Ben Harding gets legal guidance this week from Martin Brewer, a Partner with the employment team of Mills & Reeve, and Helen Badger, employment law expert at Browne Jacobson, on sharing a workspace with those of the small, wingless and parasitic variety.
The question:
The whole office here has just received an email saying: “The pest control team were on site last night giving us a treatment for carpet fleas which always seem to be a problem at this time of year. The carpets cannot be vacuumed for 14 days in order for the treatment to work.”
This is disgusting! Can we actually be expected to work in such an environment?

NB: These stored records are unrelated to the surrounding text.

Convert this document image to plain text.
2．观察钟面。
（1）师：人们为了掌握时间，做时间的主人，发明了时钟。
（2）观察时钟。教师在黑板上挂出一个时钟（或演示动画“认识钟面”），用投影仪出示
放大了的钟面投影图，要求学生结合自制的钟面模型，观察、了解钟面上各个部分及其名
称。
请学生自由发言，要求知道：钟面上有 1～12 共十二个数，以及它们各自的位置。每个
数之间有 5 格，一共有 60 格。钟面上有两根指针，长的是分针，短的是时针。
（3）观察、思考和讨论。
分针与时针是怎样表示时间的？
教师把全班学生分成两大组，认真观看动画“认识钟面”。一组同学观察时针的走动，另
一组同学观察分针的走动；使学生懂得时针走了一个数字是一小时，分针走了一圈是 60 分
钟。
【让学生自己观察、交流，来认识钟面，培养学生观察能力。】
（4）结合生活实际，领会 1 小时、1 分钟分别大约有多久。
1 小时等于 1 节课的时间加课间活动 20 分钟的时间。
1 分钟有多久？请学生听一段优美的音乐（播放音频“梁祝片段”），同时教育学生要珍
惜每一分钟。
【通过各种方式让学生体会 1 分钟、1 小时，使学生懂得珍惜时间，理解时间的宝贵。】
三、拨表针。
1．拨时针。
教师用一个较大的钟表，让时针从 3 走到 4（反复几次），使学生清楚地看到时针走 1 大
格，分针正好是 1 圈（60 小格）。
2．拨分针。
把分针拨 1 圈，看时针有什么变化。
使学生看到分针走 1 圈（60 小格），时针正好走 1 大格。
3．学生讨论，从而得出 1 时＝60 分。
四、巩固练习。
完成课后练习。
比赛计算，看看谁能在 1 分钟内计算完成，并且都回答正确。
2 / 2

Myself and another member of the team have both suffered bites, but thought that they came from insects OUTSIDE, not from parasites living in the office!
Is there anything that can be done about this? i.e. working from home?
Any help would be greatly appreciated!
Ben Harding
The answers:
Martin Brewer, is a Partner with the employment team of Mills & Reeve
This is an interesting and tricky issue. First, don’t assume that your bites did not come from outside the workplace. They may have done and proving anything to the contrary may be difficult.
First, legally your employer is obliged to provide a ‘safe’ working environment (this is a general duty under section 2 of the Health and Safety at Work Act 1974). It is arguable whether the potential for a flea bite is a danger to health and safety and, in the end, your employer is acting to deal with this issue.
Second, you could consider leaving the workplace, and for example working from home. However, there may be adverse consequences of doing that. Your employer may seek to discipline or possibly even dismiss you.
Section 100 of the Employment rights Act 1996 says that it is automatically unfair to dismiss someone who leaves work if they do so in circumstances of ‘danger’ where the employee reasonably believes that danger to be serious and imminent and which the employee could not reasonably have been expected to avert.
However, this still begs the question whether the risk of a flea bite is a danger which is serious and imminent (accepting that it’s pretty hard to avert). Personally I doubt that the risk is so serious as to justify walking out.
Martin can be contacted at: martin.brewer@mills-reeve.com
Helen Badger, employment law expert, Browne Jacobson
There is an implied duty on all employers to provide a safe system of working. This does include making sure the working environment is free from hazards.
However, in this case I would suggest that, having become aware of the fleas, your employer has acted reasonably in taking action to alleviate the problem. There is little more your employer could do in this situation. I do not think the flea problem gives you sufficient cause to request to work from home given the likely impact on the business of every employee being away from the office.